No. 0 – Ottawa Redblacks
- Position: Linebacker
- Roster status: Active
- CFL status: National

Personal information
- Born: April 14, 1998 (age 28) Burlington, Ontario, Canada
- Listed height: 6 ft 0 in (1.83 m)
- Listed weight: 235 lb (107 kg)

Career information
- High school: M. M. Robinson (Burlington, Ontario)
- University: Guelph
- CFL draft: 2020: 4th round, 35th overall pick

Career history
- Saskatchewan Roughriders (2021)*; Saskatchewan Roughriders (2022–2025); Ottawa Redblacks (2026–present);
- * Offseason or practice squad member only

Awards and highlights
- Grey Cup champion (2025); All-Canadian (2021); OUA All-Star (2021);
- Stats at CFL.ca

= A. J. Allen =

Canadian gridiron football player (born 1998)

A. J. Allen (born April 14, 1998) is a Canadian professional football linebacker for the Ottawa Redblacks of the Canadian Football League (CFL).
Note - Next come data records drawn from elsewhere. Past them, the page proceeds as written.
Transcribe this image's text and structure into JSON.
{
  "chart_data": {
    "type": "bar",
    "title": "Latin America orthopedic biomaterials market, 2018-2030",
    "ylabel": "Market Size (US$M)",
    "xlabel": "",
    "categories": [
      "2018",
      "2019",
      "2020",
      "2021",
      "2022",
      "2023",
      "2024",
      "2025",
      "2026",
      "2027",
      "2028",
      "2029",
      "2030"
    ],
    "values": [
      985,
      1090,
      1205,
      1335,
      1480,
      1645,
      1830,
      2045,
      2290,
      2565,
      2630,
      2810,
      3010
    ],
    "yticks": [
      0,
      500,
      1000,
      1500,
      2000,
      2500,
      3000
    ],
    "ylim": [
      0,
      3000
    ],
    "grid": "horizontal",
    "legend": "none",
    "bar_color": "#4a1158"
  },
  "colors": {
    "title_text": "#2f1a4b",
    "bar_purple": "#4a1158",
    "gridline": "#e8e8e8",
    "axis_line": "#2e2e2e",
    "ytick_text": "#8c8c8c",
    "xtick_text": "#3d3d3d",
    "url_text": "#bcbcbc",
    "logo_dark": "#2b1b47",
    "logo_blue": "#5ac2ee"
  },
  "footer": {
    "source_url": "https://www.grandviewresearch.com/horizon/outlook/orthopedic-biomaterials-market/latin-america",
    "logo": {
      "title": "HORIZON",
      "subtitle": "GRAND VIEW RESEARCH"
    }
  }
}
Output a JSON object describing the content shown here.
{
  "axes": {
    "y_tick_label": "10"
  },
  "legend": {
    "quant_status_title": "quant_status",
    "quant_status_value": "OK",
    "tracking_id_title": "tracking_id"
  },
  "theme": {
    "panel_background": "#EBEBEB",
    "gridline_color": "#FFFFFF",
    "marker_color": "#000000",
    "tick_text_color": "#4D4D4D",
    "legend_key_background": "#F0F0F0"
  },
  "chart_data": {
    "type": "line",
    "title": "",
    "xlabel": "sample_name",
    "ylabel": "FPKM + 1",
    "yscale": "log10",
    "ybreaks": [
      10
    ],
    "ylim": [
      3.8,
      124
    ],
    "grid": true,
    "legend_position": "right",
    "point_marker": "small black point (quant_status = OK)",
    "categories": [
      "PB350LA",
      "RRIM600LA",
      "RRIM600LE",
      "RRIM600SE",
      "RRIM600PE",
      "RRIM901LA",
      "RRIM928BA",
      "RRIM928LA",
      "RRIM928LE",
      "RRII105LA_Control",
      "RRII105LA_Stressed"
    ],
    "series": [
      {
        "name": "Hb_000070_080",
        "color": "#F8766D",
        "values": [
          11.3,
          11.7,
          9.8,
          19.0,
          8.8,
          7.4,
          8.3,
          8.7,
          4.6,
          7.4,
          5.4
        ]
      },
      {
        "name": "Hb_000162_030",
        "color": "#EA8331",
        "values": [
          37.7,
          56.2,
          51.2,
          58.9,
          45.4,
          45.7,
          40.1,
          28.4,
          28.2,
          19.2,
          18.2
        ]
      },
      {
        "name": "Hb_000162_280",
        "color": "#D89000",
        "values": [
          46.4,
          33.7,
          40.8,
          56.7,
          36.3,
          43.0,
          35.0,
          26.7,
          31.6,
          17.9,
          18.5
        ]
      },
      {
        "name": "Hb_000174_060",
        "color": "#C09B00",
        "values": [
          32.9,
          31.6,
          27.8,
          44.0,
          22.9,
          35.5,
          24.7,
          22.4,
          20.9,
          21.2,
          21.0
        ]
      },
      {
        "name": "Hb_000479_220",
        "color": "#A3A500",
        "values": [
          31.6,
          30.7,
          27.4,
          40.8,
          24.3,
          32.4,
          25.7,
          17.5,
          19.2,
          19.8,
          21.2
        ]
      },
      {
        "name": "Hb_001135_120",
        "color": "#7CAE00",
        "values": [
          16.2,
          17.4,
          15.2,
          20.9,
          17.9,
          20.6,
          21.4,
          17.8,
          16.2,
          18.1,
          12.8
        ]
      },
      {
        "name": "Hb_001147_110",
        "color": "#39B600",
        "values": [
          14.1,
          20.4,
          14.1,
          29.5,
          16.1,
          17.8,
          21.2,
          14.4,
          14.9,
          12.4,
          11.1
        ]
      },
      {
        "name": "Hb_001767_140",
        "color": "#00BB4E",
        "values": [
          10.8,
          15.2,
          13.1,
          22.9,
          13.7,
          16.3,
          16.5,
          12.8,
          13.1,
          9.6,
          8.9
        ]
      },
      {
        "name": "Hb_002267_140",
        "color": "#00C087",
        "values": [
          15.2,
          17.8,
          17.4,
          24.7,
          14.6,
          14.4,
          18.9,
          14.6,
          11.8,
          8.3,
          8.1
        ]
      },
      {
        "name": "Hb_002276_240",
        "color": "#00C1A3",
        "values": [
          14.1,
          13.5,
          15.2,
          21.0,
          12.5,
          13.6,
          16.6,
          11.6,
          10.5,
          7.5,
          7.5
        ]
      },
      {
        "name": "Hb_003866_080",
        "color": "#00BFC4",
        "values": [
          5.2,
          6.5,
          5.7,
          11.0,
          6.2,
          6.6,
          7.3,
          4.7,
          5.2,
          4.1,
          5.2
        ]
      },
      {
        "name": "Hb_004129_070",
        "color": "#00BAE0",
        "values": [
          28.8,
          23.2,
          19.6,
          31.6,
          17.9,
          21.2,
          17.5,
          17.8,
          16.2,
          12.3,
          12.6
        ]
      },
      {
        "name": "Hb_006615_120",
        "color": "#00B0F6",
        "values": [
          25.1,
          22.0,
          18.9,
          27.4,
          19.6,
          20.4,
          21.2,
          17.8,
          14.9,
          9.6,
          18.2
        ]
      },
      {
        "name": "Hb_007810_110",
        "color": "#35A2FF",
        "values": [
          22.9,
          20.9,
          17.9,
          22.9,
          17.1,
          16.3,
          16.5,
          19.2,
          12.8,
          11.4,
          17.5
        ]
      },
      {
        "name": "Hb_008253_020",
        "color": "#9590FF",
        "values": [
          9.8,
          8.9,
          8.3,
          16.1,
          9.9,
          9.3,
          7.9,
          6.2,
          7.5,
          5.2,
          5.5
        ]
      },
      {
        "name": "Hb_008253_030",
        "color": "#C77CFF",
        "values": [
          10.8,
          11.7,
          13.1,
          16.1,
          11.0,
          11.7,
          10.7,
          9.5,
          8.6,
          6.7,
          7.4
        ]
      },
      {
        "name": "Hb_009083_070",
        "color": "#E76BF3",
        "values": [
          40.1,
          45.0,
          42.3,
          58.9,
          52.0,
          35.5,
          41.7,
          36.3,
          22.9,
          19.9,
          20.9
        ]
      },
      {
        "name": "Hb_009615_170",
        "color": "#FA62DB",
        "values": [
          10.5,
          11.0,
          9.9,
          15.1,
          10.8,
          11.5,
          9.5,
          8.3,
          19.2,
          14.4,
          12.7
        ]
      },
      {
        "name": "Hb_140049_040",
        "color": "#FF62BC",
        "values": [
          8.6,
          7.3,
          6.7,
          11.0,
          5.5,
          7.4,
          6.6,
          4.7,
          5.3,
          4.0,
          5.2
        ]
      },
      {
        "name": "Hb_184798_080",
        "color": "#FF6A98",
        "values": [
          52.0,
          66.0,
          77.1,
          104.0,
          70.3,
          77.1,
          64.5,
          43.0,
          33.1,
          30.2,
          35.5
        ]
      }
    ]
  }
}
He played U Sports football at Guelph.

==Early life==
Allen was born in Burlington, Ontario, and attended M. M. Robinson High School in Burlington.

==University career==
Allen first played U Sports football for the Guelph Gryphons for four years, recording 63.5 tackles, 5.5 sacks, one forced fumble and three fumble recoveries. He was then selected by the Saskatchewan Roughriders of the Canadian Football League (CFL) in the fourth round, with the 35th overall pick, of the 2020 CFL draft. However, the 2020 CFL season was later cancelled due to the COVID-19 pandemic. He officially signed with the Roughriders on January 19, 2021. Allen did not make the team and was sent back to Guelph for another season. In his fifth and final season at Guelph in 2021, Allen totaled 58 tackles, three sacks and two forced fumbles in seven games, earning All-Canadian and Ontario University Athletics (OUA) All-Star honors. He was also named the OUA's most outstanding stand-up defensive player.

==Professional career==
Allen re-signed with the Roughriders on December 14, 2021. He was placed on injured reserve on June 17, 2022, and activated from injured reserve on July 28. He dressed in 12 games during the 2022 CFL season, recording six defensive tackles and six special teams tackles. Allen dressed in all 18 games in 2023, accumulating 19 defensive tackles, 19 special teams tackles, and one pass breakup. He dressed in all 18 games for the second consecutive season, starting two, in 2024, totaling seven defensive tackles, 22 special teams tackles, and one interception that he returned 48 yards for a touchdown. His 22 special teams tackles tied for the league lead that year. Allen had a workout with the Denver Broncos of the National Football League in December 2024. He dressed in all 18 games for the third straight year, starting 17, in 2025, posting 87 defensive tackles, four special teams tackles, four sacks, three forced fumbles, three interceptions for 10 yards, and five pass breakups. He lead the team in tackles during the 2025 season. On November 16, 2025, Saskatchewan won the 112th Grey Cup against the Montreal Alouettes by a score of 25–17.

Allen became a free agent upon the expiry of his contract on February 10, 2026. On February 11, it was announced that he had signed a two-year contract with the Ottawa Redblacks.